The second attraction may well be the scenery. As I mentioned, it’s a combination of the Badlands, Wyoming, Zion-Bryce, and maybe the west side of Rocky Mountain National Park because it is pretty green in some places. The volcano created lava flows and a variety of rocks and minerals that have eroded in various ways; the scenery consists of “fairy chimneys” and rock formations that could be in the Great Sand Dunes, hoodoo type formations with balanced rocks on top; I think the description of one valley is “like the moon,” and another is called imagination valley, where our guide was able to point out formations that looked like “Napoleon’s Hat”, etc.
Probably the third reason—though not in my order of importance—is the human history of the place. If I were to go to the museum in Kayseri, the main place, I’d probably find evidence of settlement for at least 4000 years, including the Hittites (can the Sox get one to bat!), whose legacy is partly in the pottery the locals reproduce and sell to Scout leaders who are enjoying their first trip to Cappadocia. Then the Persians were through here, and we’re far enough east to have the Persian armies tramp through here several times on their way to fight the Greeks or the Romans.

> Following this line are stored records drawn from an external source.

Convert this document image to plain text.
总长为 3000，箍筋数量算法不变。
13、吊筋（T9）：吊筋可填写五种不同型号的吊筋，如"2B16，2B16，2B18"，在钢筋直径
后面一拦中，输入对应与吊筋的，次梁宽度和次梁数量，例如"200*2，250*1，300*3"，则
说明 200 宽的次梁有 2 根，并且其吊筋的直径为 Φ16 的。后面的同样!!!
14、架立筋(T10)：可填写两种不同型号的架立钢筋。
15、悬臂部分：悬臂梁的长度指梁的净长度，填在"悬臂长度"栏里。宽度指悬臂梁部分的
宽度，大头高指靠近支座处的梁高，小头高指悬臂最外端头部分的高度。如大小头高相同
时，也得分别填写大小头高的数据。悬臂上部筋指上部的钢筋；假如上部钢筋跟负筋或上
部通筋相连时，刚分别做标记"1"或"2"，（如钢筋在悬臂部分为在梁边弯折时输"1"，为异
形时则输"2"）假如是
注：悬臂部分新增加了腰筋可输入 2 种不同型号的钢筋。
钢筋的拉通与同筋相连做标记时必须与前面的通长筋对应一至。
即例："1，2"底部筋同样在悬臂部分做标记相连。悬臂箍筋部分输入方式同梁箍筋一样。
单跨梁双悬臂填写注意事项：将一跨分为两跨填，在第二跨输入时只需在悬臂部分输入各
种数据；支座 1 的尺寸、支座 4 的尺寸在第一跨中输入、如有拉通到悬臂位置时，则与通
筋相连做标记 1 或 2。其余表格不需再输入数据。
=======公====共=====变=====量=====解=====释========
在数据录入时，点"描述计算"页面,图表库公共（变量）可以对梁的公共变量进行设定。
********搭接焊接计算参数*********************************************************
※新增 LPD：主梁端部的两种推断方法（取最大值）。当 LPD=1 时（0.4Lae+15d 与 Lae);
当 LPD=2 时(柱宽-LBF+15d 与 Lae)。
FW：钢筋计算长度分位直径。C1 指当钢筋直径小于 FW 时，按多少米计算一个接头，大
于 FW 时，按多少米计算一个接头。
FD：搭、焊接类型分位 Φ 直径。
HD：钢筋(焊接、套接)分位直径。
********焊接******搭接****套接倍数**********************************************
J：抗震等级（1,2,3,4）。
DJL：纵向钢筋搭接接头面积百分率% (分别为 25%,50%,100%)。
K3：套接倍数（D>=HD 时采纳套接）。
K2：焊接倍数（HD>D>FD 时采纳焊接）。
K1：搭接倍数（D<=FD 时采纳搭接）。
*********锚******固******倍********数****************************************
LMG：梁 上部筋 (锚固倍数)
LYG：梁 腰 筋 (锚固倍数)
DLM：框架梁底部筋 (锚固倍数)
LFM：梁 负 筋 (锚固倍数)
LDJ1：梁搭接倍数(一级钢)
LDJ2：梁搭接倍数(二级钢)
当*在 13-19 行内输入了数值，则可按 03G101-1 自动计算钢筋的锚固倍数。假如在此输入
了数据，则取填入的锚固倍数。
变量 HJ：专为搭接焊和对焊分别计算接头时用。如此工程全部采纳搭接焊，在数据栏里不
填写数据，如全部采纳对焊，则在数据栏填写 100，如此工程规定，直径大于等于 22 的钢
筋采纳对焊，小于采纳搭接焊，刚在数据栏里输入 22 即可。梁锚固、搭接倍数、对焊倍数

Most of the ruins, however, date from the Roman/Byzantine period—from the 3rd century AD until the area was conquered in the 13th century by first the Seljuk Turks and then the Ottomans. During that period, for some reason, Christianity took root in Cappadocia, and most of what we looked at today was what remained from that period. Because the rock could be worked relatively easily, people made homes in the caves—in fact, the guest house where I’m staying is a modified cave house. They created whole villages in the “fairy chimneys,” rather like the Pueblano in the Southwest—except the homes were individual, and not communal, though we did see some communal kitchens. Like the native Americans at Chaco Canyon or Mesa Verde, the Cappadocians could clamber up the staircases to their cave homes and wait out the invasion. The churches==bear in mind that people were illiterate==had to be decorated with scenes from the bible for education. The frescos were painted in natural ingredients, including pigeon white (I said they created dove-cotes so they could get dove manure to fertilize the vineyards), and because the caves were covered (apparently, this area is not susceptible to earthquakes), many of the frescoes survived both time and the Muslim conquest; because Muslim art does not feature people (at least not in mosques), the Muslims tended to deface (literally) the frescoes, but there were still some magnificent churches, partly because of the importance of Cappadocia in church history. I had Eusebius as bishop of Caesarea, which he was—in Palestine—but there were three local Saints that were featured in the churches here.
I’m glad to be one of the 6 million visitors this year, but I do hope they’re not all 6 million will be here tomorrow.